Checkpoint / restart

Enzo-E can perform checkpoint dumps to save the current state, and can read them at initialization to continue a simulation where it left off. Setting up checkpointing involves including methods in the Method parameter group, and provided a schedule for them. Restarting requires adding a small number of parameters to a parameter file to turn on restart, and where the checkpoint files are located.


Method {
  list = [ "order_morton", "check", ... ];
  order_morton {
     schedule { var = "cycle";  start = 5;  step = 5;  }
  check {
     schedule { var = "cycle";  start = 5;  step = 5;  }
     dir = [ "Check-%02d", "cycle" ];
     num_files = 4;
     ordering = "order_morton";

This example writes checkpoint dumps every 5 cycles, starting with the 5th cycle.

See the input/Checkpoint/ parameter file for a working example of writing checkpoint directories.


Currently, there is a restriction that the domain blocking must be square (2D) or cubical (3D), have a power-of-two blocking along the axes, and the Adapt:min_level parameter must be set such that the coarsest (negative) level is a single block. For example, if Mesh:root_blocks = [ 16, 16, 16], then Adapt:min_level must be initialized to 4 ( \(= log_2 16\) ).
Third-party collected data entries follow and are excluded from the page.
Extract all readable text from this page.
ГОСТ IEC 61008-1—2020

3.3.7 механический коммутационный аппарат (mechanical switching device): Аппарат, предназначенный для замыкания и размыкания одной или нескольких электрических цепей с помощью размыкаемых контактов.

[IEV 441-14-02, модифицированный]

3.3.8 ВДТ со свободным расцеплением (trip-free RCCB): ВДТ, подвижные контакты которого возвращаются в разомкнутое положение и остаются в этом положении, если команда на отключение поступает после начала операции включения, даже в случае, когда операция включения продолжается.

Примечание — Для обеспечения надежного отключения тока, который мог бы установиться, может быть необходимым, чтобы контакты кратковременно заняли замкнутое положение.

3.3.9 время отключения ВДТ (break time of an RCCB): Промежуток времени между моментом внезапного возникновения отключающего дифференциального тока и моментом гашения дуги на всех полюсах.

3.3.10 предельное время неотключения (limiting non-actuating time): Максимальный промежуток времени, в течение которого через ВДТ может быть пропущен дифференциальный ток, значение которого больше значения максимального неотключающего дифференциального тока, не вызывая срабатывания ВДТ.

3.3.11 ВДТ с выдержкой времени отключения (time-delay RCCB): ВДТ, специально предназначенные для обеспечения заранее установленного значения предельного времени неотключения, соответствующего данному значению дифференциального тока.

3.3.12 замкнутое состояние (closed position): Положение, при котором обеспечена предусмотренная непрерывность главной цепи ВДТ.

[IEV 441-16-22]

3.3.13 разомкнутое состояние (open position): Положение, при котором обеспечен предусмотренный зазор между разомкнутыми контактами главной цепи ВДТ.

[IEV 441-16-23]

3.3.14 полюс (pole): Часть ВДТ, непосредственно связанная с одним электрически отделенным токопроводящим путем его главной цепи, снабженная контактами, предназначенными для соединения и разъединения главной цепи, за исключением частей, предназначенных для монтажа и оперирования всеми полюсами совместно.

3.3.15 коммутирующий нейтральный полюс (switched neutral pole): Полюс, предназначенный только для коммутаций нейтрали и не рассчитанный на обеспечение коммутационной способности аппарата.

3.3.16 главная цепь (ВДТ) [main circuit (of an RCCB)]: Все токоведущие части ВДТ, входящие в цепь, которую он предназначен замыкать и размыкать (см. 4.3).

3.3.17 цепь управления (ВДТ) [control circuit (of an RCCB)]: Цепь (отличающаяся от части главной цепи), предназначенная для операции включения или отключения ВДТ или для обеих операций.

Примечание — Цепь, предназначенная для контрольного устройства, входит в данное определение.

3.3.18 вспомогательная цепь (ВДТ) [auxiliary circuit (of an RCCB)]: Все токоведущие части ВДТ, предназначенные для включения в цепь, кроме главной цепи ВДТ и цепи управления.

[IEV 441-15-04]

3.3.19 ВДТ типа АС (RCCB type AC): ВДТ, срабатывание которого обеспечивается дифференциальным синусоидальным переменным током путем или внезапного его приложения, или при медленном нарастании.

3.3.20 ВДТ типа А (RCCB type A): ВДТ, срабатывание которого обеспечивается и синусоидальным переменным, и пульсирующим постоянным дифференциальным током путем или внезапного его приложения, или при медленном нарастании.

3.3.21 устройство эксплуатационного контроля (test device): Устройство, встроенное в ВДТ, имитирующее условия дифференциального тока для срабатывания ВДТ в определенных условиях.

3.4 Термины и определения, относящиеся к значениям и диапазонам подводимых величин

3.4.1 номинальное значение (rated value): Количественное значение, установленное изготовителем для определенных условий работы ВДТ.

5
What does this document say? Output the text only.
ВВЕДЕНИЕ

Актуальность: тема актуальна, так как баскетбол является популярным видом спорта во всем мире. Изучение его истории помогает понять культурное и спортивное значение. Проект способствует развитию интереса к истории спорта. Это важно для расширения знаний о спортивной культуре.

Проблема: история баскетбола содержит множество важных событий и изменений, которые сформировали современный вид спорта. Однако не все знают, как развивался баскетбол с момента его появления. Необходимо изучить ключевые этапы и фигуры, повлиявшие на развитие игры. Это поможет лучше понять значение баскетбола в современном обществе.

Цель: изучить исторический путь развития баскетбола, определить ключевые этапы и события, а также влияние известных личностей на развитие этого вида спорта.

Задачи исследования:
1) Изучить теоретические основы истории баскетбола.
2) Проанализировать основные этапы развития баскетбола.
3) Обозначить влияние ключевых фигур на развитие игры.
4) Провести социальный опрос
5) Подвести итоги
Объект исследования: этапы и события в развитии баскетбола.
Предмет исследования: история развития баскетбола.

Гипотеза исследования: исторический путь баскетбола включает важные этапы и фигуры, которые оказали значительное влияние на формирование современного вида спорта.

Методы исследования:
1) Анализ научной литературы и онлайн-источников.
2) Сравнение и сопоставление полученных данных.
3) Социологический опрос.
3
To restart from a checkpoint directory, edit a copy of the original parameter file to add two parameters, Initial:restart and Initial:restart_dir. For example, to restart the problem in the previous “Checkpoint” section at cycle 50, one would add the following:

Initial {

   restart = true;
   restart_dir = "Check-50";

Note that it’s also possible to rerun with some parameters modified, for example different linear solver convergence criteria or different mesh refinement criteria. The main limitation is that the simulation data cannot change on restart: you cannot add new fields, new particle types or attributes, or change the number of root-level blocks or block sizes. You can restart with more (or fewer) processors, though the constraint that the number of processors must be at most the number of root-level blocks must still be satisfied.

The parameter file input/Checkpoint/ is the “restart” counterpoint to the “checkpoint” example mentioned in the previous section.